Sikl continued, “It was exciting because as far as on a student level, it was like we’re kind of pioneering that. Hopefully it continues. It’d be great to hear that ten years down the road, you know, St. Clair College is still part of that. I don’t know what the outcome will be, but, you know, it feels fulfilling.”
Officials said beyond El Triunfo, the team also visited nearby villages like El Tigre, where conditions were even more dire. Many residents live in makeshift shacks with dirt floors and drink water from wells that run brown. Despite these hardships, the people they encountered showed immense gratitude for the assistance they received.

“It was amazing,” exclaimed Guatemala Hope Director of Operations, Louise Elliott.
“It was like a dream come true,” Elliott stated. “We’ve been small and slowly building up over the years, but to have the opportunity to have pharmacy tech students just raised our clinic up a phenomenal amount.”
Elliott said, “For the majority of the villagers, we’re the only people that they see in a year. So it’s the healthcare that they get. There is small little nursing pockets, but it’s if they come, when they come, and if they have medicines available,”
She told CTV News the hope is to have the partnership with St. Clair College continue, with plans to return to Guatemala in January 2026. “To have the pharmacy team be able to keep up and never have a wait, it just means so much for people on the other end who have sat all day in the sun and gets them home a little earlier. It makes it a lot easier on our doctors and also our translators. So it’s just a win-win all the way around.”
For the students, the trip was not only a professional learning experience but also a deeply emotional and cultural one. They immersed themselves in village life, listened to personal stories, and even found a few moments of reflection, watching sunsets over the Pacific after long days of work.

“It’s one thing to talk about to students about being in a field of service in healthcare, but when you are hearing their real life stories of partaking in that, I mean, it really does give you goosebumps,” explained School of Health Sciences Chair, Stephanie De Franceschi. “I think that it’s something that they will be changed forever for and I think that’s something we’re really proud of, that we were a part of that journey with them to help teach them that.”

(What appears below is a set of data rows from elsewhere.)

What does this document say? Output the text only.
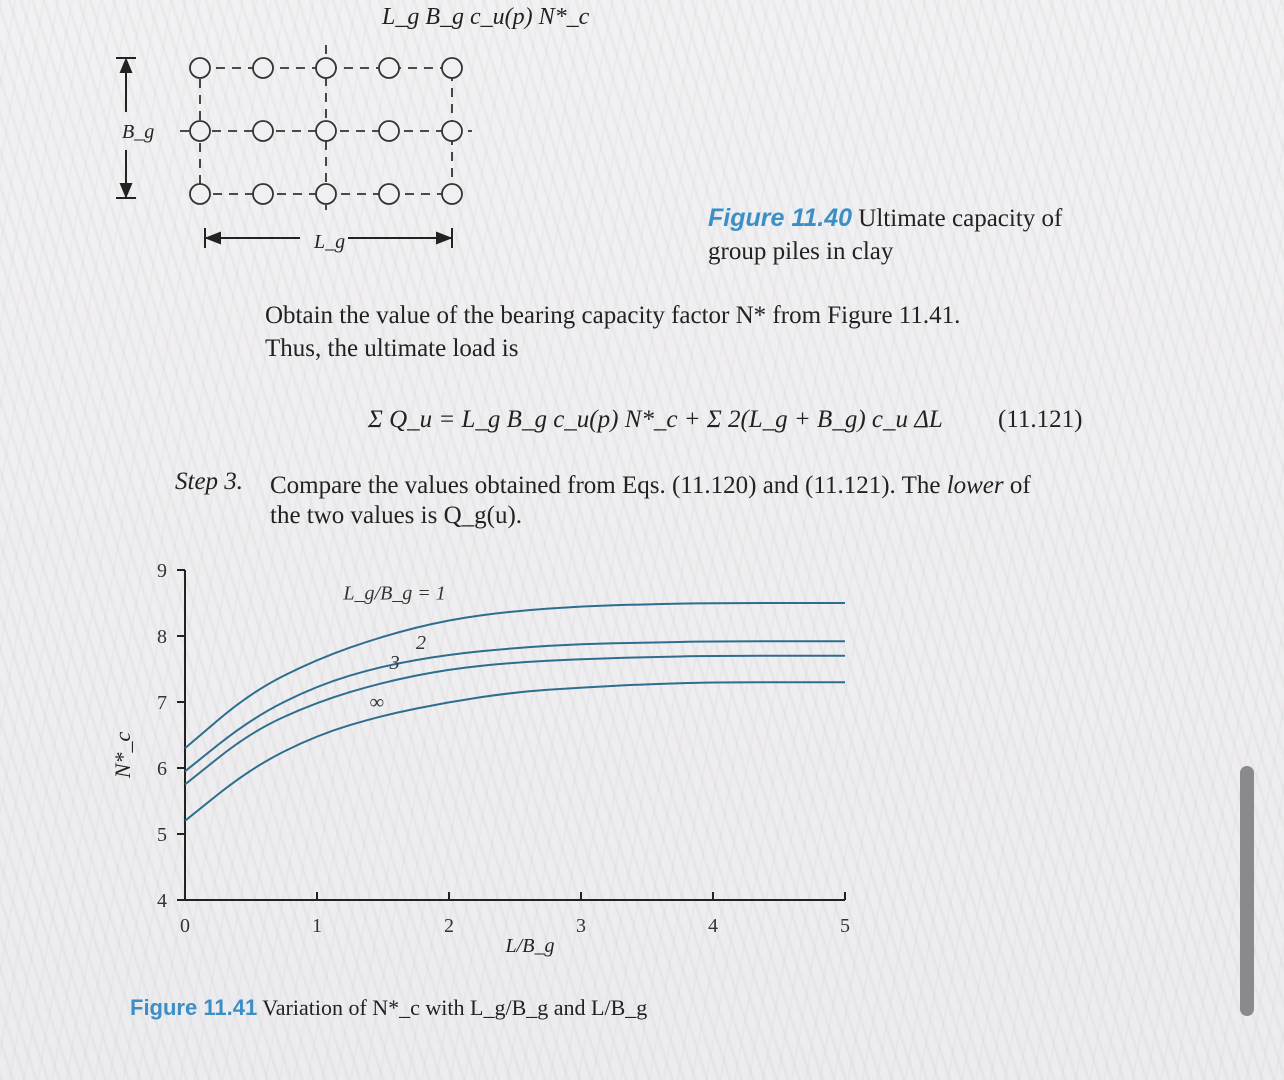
L_g B_g c_u(p) N*_c
B_g
L_g
Figure 11.40 Ultimate capacity of
group piles in clay
Obtain the value of the bearing capacity factor N* from Figure 11.41.
Thus, the ultimate load is
Σ Q_u = L_g B_g c_u(p) N*_c + Σ 2(L_g + B_g) c_u ΔL (11.121)
Step 3. Compare the values obtained from Eqs. (11.120) and (11.121). The lower of
the two values is Q_g(u).
4
5
6
7
8
9
0	1	2	3	4	5
L/B_g
N*_c
L_g/B_g = 1
2
3
∞
Figure 11.41 Variation of N*_c with L_g/B_g and L/B_g
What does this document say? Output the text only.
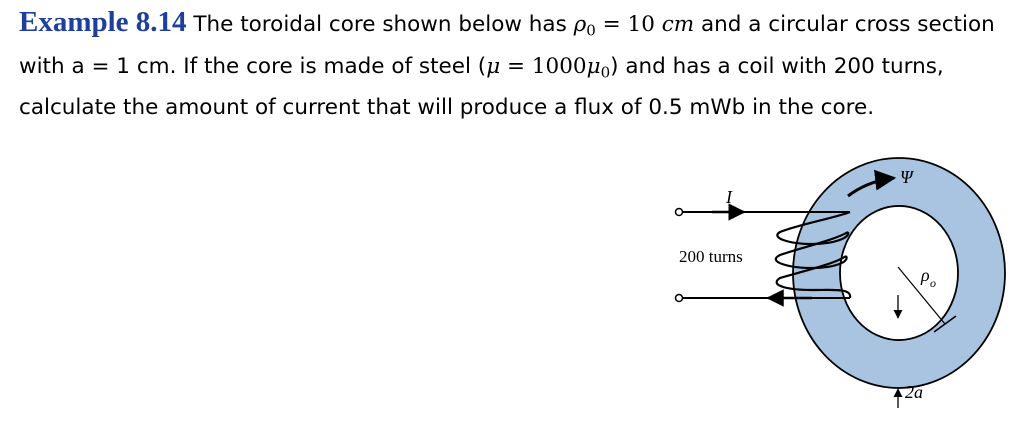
Example 8.14 The toroidal core shown below has $\rho_0 = 10$ cm and a circular cross section with a = 1 cm. If the core is made of steel $(\mu = 1000\mu_0)$ and has a coil with 200 turns, calculate the amount of current that will produce a flux of 0.5 mWb in the core.

I
200 turns
Ψ
ρ o
2a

De Franceschi said the experience highlighted the impact of education beyond the classroom and showcased how skilled students can make a real difference in the world.
“These students are also going to be presenting to our other faculty and staff and students, in the School of Health Sciences and Nursing, because it’s one thing for me to say it, but then when other students and other staff are hearing it from the experiences that these students have had, I think that is much more impactful than anything I could stand up in front of a room and say,” De Franceschi added.